Große Meisterin

Der Buddhismus lehrt: Alles ist ständige Veränderung und nichts ist Zufall. Die koreanische Zen-Meisterin Dae- Haeng Keun Sunim, Begründerin des HanMaUm-Seon-Zentrums bei Seoul, suchte zwanzig Jahre lang in den Bergen und Wäldern Koreas das „Wahre Selbst“, fand es und legte in Düsseldorf erstmals in Europa öffentlich ihre Lehre dar. Über eine der wenigen Frauen in einer männerdominierten Glaubenskaste  ■ Katharina Born

Plötzlich muss alles ganz schnell gehen. Die Mikrofone stehen, die Kamera läuft, denn die Meisterin rückt sich schon auf ihren Kissen hinter dem niedrigen Holztisch zurecht. Die Beine verschränkt die 73-Jährige unter einem fast transparent groben Gewand mit dem braunen Buddha-Überzug. Der kahle Kopf ruht an einem nach hinten hochgeschlossenen Steifkragen. Ihr Mund verzieht sich in leichtem Unbehagen. Die schmalen Augen wirken tiefschwarz, versteinernd, wenn ihr Blick trifft.
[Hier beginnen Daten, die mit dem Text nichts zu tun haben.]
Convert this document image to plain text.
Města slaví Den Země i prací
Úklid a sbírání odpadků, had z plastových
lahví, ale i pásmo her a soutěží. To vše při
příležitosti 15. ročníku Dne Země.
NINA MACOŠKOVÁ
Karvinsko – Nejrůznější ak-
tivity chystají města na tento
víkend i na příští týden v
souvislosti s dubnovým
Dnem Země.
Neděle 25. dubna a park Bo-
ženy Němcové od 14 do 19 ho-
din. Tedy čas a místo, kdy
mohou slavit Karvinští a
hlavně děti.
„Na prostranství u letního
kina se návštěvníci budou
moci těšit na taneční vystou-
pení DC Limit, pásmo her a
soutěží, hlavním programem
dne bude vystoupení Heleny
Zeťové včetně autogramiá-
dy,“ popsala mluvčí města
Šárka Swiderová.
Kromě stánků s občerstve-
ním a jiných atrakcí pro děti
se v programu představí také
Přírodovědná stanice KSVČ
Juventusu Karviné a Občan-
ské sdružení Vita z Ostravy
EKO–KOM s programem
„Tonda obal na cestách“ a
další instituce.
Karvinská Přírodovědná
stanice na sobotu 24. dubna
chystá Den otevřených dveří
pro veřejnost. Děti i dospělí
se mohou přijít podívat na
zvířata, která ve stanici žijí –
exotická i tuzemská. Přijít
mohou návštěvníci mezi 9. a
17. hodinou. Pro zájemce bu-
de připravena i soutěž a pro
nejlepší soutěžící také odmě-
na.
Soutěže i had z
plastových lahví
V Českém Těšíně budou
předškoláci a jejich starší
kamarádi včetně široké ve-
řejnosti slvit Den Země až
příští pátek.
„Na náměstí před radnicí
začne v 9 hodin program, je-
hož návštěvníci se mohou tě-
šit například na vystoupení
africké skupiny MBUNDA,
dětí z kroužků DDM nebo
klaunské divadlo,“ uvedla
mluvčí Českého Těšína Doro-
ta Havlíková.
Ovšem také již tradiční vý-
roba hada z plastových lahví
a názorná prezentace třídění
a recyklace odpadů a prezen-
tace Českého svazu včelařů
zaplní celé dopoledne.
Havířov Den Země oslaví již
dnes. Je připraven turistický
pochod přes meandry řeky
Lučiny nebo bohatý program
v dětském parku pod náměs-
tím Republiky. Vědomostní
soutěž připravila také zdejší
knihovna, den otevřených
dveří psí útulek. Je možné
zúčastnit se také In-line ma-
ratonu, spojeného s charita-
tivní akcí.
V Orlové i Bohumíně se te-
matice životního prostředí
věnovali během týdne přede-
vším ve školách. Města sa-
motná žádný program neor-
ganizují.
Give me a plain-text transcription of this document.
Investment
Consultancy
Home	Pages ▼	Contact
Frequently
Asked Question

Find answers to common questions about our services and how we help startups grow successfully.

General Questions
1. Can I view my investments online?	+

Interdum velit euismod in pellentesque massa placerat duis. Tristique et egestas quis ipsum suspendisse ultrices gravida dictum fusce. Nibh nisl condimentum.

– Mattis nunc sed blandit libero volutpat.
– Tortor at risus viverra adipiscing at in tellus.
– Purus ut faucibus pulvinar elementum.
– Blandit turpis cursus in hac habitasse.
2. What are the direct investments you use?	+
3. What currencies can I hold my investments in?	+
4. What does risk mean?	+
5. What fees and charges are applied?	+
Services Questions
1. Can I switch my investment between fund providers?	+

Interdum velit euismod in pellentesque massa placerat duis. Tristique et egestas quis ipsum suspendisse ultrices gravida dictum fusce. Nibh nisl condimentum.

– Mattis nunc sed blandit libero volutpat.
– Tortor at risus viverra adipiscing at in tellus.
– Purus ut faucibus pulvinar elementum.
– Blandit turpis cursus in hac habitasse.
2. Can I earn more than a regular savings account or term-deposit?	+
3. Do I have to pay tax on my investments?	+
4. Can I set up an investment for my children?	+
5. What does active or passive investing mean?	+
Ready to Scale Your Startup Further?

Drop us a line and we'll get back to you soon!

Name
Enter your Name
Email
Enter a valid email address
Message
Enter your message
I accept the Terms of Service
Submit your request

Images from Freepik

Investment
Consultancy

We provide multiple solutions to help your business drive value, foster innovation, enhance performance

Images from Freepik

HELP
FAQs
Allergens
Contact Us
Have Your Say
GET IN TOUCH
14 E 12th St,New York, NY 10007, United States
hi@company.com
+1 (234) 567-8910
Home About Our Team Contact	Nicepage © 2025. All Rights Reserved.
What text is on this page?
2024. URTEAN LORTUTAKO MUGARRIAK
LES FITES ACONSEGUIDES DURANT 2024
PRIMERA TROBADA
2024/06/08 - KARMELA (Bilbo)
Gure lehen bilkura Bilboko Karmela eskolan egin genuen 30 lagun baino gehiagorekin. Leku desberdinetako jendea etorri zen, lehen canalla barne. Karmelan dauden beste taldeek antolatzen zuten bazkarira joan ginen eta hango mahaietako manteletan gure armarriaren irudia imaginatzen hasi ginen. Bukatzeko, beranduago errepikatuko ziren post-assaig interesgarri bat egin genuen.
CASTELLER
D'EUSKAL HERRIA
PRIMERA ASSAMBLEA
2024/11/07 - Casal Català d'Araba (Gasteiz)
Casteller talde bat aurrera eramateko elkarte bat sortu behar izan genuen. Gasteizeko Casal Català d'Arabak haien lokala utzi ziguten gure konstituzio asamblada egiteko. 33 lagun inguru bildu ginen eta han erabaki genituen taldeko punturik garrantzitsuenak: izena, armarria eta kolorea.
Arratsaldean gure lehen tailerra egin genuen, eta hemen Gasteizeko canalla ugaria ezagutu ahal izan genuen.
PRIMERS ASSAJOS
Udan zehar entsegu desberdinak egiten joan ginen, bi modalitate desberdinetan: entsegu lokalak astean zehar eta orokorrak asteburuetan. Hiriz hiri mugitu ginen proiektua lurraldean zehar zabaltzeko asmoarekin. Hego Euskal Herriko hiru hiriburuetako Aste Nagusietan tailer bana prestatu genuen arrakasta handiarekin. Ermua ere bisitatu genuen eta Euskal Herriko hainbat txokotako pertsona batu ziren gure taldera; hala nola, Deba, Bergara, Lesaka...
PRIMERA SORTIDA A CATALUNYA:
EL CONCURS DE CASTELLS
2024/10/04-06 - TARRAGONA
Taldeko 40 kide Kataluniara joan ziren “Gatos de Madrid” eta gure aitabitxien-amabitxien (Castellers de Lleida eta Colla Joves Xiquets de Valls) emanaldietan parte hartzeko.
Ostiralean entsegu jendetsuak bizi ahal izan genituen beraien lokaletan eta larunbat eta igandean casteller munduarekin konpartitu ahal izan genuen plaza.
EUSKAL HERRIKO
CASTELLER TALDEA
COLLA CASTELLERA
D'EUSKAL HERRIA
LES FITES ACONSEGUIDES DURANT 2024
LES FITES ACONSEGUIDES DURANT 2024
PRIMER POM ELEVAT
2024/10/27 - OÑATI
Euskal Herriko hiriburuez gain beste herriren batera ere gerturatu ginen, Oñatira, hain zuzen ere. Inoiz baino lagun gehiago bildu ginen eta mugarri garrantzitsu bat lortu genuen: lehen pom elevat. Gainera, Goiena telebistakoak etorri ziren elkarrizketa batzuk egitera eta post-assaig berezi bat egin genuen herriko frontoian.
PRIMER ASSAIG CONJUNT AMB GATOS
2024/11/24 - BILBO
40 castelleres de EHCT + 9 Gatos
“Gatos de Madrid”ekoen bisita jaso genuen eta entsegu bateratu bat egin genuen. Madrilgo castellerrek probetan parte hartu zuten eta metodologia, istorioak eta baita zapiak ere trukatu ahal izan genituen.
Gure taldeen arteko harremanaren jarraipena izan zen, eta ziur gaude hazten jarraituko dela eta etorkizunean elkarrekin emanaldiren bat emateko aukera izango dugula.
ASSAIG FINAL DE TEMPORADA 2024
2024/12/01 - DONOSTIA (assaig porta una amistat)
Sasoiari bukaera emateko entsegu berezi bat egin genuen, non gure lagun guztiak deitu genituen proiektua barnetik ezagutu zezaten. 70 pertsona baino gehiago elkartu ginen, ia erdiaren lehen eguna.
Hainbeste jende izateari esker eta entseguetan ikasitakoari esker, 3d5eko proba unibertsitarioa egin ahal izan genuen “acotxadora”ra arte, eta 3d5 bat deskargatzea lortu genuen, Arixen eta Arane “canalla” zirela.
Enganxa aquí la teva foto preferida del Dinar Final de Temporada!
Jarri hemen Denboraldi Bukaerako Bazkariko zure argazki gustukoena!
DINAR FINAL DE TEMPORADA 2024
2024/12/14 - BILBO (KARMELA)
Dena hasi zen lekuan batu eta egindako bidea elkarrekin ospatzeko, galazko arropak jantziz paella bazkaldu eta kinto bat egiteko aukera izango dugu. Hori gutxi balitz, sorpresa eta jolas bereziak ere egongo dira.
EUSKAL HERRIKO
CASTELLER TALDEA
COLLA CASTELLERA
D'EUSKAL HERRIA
Oder ist es die Ehrfurcht der Nonnen, die in grauen, die Abwesenheit von Dualität repräsentierenden Gewändern herumhuschen? Es sind Leiterinnen anderer Zentren, die ausgewählt wurden. Nur sie durften in das deutsche Zentrum in Kaarst bei Düsseldorf kommen – aus Korea, Argentinien, den USA –, Keun Sunim, die Große Meisterin, zu hören, wenn sie erstmals in Europa öffentlich spricht. Jetzt spitzen sie die Ohren, um keines ihrer Worte zu verpassen, und bedeuten den Besuchern so, dass hier Gedanken von unschätzbarem Wert zu vernehmen sind.

Der Dolmetscher hat Probleme. „Die Leerheit ist voll, weil es zu voll ist. Freiheit ist Leerheit“, übersetzt er. Dae-Haeng Keun Sunim wiegt sich ein wenig. Wenn sie über die Erleuchtung spricht, wird ihre Sprache zum Gedicht – parallele Strophen, klingende Rhythmen, die Glucks- und Hauchlaute des Koreanischen, eingeweicht in einem fließenden Gesang.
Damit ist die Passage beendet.